Once it reached the land it was set to own on January 12, 1940, it still barely managed to make it to land. The wooden ramp built for it to drive off the boat with, as seen in the video below, collapsed. If this were me, I would probably have started to panic back in the Chicago to Boston trip. Now, here we are about 9,000-miles from Boston, give or take a few, and more problems. Nah, I’m out.
Well, How Did It Do?
Considering the manufacturing of the Snow Cruiser happened in August-November, in Chicago, the conditions weren’t exactly “like” Antarctica. This thing has never even seen snow and yet, the journey continued. Finally, land. Instantly, the Snow Cruiser was out of its depth. It had no power, no traction, it weighed entirely too much, and the balloony tires were useless on the ice, even with the addition of chains.
This project was basically doomed from the start. The only thing it could do was be a base, but its mobility wasn’t exactly useful. The Snow Cruiser barely made it across the Ross Ice Shelf where it landed. Reports said that it had better grip in reverse so the expedition’s crew resorted to “looking out the back glass” when they needed to move. Remember, this crew had work to do and this was their only shelter and mode of transportation because the plane on top eventually suffered an engine failure which was shipping out for repairs. These poor guys.
After months of struggling with the Snow Cruiser, the crew parked it and turned it into a stationary base in early 1941, the exact opposite of Poulter’s intentions. The furthest it had managed to travel in a single shot was 92 miles. That’s hardly the 5,000-miles they had planned for. Soon after, the expedition was forced to pack up and abandon the Cruiser as the U.S. called back its personnel from the remote outpost at the onset of World War II. They left a few wooden poles sticking up around it to help mark its location given the constant snowfall, as seen in the picture below.

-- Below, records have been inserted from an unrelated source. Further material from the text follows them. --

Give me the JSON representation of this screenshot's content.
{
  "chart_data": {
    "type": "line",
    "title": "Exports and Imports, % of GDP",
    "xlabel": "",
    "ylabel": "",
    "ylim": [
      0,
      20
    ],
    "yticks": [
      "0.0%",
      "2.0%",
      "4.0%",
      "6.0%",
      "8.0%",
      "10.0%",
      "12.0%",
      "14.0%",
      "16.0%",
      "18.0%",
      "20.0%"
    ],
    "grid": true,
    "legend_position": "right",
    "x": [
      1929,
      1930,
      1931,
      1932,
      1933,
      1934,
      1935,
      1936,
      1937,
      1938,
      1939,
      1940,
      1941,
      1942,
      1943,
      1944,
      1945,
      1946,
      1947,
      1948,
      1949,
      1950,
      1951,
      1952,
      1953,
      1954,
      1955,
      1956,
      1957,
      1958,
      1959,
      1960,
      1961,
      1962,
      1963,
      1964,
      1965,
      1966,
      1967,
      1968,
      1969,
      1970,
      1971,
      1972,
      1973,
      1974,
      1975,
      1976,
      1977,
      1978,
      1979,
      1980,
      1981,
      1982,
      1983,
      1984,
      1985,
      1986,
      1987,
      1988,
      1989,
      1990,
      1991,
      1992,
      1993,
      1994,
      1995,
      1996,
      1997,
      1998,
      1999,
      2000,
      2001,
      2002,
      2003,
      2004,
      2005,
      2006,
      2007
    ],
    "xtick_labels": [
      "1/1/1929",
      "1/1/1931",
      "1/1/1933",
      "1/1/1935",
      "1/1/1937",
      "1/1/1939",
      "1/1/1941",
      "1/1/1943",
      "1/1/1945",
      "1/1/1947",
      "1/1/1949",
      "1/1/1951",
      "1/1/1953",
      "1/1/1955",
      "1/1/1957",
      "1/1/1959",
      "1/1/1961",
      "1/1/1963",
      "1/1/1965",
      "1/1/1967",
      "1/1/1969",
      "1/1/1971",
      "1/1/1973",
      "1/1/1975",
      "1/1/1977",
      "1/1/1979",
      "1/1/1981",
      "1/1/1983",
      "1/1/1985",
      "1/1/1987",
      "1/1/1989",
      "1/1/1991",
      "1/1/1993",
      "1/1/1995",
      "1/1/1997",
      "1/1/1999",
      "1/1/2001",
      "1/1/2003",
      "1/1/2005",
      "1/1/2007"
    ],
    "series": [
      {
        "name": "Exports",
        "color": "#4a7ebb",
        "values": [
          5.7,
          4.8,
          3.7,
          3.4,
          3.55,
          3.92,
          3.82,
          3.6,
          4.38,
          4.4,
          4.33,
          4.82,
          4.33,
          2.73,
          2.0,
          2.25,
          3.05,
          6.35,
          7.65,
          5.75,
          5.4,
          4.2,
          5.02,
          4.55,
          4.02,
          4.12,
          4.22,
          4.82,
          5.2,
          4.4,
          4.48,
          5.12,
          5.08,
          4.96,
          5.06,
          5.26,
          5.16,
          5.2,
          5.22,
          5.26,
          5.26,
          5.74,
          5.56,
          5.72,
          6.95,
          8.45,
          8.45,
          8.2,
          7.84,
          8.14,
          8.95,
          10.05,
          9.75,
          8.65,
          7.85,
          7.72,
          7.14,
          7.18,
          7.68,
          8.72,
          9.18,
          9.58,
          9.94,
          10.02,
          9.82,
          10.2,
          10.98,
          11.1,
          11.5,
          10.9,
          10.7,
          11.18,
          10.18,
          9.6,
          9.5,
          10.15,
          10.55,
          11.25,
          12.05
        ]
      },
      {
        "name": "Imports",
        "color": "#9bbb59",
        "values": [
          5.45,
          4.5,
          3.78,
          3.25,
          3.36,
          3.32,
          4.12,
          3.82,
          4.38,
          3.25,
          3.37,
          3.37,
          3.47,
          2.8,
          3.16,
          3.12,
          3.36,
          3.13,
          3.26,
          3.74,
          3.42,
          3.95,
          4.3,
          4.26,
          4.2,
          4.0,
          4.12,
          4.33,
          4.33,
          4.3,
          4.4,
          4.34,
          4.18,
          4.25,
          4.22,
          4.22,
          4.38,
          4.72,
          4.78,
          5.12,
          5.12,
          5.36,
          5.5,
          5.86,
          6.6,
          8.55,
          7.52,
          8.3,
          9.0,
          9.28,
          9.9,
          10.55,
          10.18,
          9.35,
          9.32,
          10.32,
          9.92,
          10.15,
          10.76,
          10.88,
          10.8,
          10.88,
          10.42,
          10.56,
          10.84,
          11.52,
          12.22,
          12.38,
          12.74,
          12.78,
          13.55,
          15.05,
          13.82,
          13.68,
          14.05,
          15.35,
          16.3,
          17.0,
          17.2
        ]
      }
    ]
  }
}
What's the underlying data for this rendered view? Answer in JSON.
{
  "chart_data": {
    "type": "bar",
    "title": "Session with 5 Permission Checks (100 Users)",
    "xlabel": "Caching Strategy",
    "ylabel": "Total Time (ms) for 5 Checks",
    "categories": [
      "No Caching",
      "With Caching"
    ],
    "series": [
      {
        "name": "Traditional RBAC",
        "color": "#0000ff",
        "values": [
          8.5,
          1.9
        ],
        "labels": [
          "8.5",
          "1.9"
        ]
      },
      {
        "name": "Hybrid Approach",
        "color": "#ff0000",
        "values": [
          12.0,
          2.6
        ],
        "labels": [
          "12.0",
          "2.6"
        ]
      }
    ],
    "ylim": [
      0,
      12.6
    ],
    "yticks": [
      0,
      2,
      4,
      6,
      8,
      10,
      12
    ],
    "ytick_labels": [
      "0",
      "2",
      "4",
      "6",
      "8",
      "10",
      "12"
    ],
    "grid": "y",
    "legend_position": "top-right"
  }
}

The mighty Snow Cruiser was found in 1946 by theU.S. Navy at which point it supposedly only needed air in its tires and a little tune-up to run. In 1958, it was again uncovered by chance—the international team that spotted its signal poles dug through feet of snow and discovered its weatherproofing had held up and the interior was just as the original crew had left it.
Seeing as it definitely wasn’t going anywhere now, they left. That was the last time anyone saw it. Antarctica’s ice is constantly shifting, and several years after that final Snow Cruiser sighting, a large chunk of the Ross Ice Shelf broke off near where it had been parked.
Whether it is buried underneath a godly amount of snow or it’s swimming below the surface, nobody knows.